Piotr Skalski (@skalskip92) last week released a superior solution to a very interesting problem: identify and track each individual player (instance segmentation pixel by pixel), in a basketball game frame by frame (see image).
Applications
That could be used for a host of applications, including:
- Refereeing: Support refereeing the game, either help referees, or run autonomously and make decisions on its own.
- Commentary: Help commentators identify players and describe what players are doing. Or we can move forward to AI commentators using this model.
- Broadcasting: Do beautiful and informative visual annotation during the game or in replay.
- Training: Help coaches analyze the game and improve both strategy and each player’s skills.
Some of these are beneficial for amateur games too. Now all you need is one or two cameras, and you can have both an AI referee, or VAR, and an AI commentator for the game.
The approach
Tracking players in sports has been researched before because of its applications, but none reach his level of quality. He attempted to tackle each well-known issue in this problem with new methods.
Previous models used off-the-shelf optical character recognition (OCR) to detect players’ shirt numbers, and that did not work very well. He fine-tuned a dedicated vision-language model (VLM) for this task. A VLM looks like overkill, but identifying and tracking numbers correctly is key to solving the other issues below.
Previous models used simple box trackers, and they suffered in crowded spaces with many players. He uses the new SAM 2.1 model to the mask covering the silhouette of each player pixel-by-pixel rather than just a box. That way, it has more info to keep predicting the trajectory of mask movements, and so assign the correct mask to each player during and after a crowded situation. And better identification of player numbers above certainly helps.
Before, assigning players to teams was done based on shirt colors, but that could be wrong due to many factors like lighting and logos on shirts. He uses another vision-language model, SigLIP, for this task, together with a clustering algorithm to split players into two teams.
The pipeline
This pipeline is in this order:
- Sample frames from video, e.g., every 0.1 second.
- Run first-frame detection to detect players, the ball, shirt numbers, referees…
- Initialize object tracking with SAM 2.1.

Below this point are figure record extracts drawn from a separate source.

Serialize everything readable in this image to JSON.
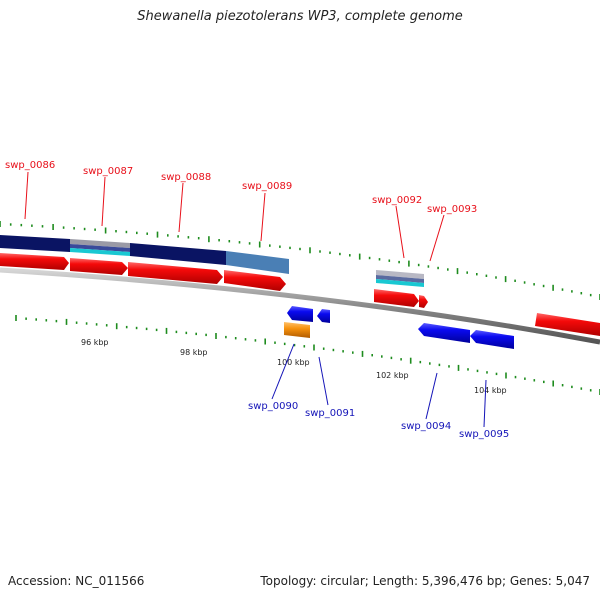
{
  "title": "Shewanella piezotolerans WP3, complete genome",
  "footer": {
    "accession": "Accession: NC_011566",
    "summary": "Topology: circular; Length: 5,396,476 bp; Genes: 5,047"
  },
  "scale_labels": [
    "96 kbp",
    "98 kbp",
    "100 kbp",
    "102 kbp",
    "104 kbp"
  ],
  "genes": {
    "g0086": "swp_0086",
    "g0087": "swp_0087",
    "g0088": "swp_0088",
    "g0089": "swp_0089",
    "g0090": "swp_0090",
    "g0091": "swp_0091",
    "g0092": "swp_0092",
    "g0093": "swp_0093",
    "g0094": "swp_0094",
    "g0095": "swp_0095"
  },
  "colors": {
    "forward_label": "#e8101a",
    "reverse_label": "#1414b8",
    "cds": "#f50a0a",
    "cds_reverse": "#0a0af0",
    "rna": "#f7930e",
    "backbone": "#888888",
    "cog_navy": "#0a1463",
    "cog_steel": "#4a7fb5",
    "cog_gray": "#9a9aa6",
    "cog_cyan": "#19c8d2",
    "tick_green": "#1e8c1e"
  }
}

- Assign each player to a team.
- Run OCR to detect player numbers.
- Assign each number to a player.
- Cross-frame validation, you cannot trust a single frame.
- Output annotated video.
Pros and cons
Even though it uses a lot of advanced components, his unified solution can run on a single T4 GPU, which is one of the cheapest GPUs available from cloud providers, around $250/month on-demand and $100 spot. However, a limitation is that it is not real-time yet, but he said it can be real time with optimization, quantization, and pruning.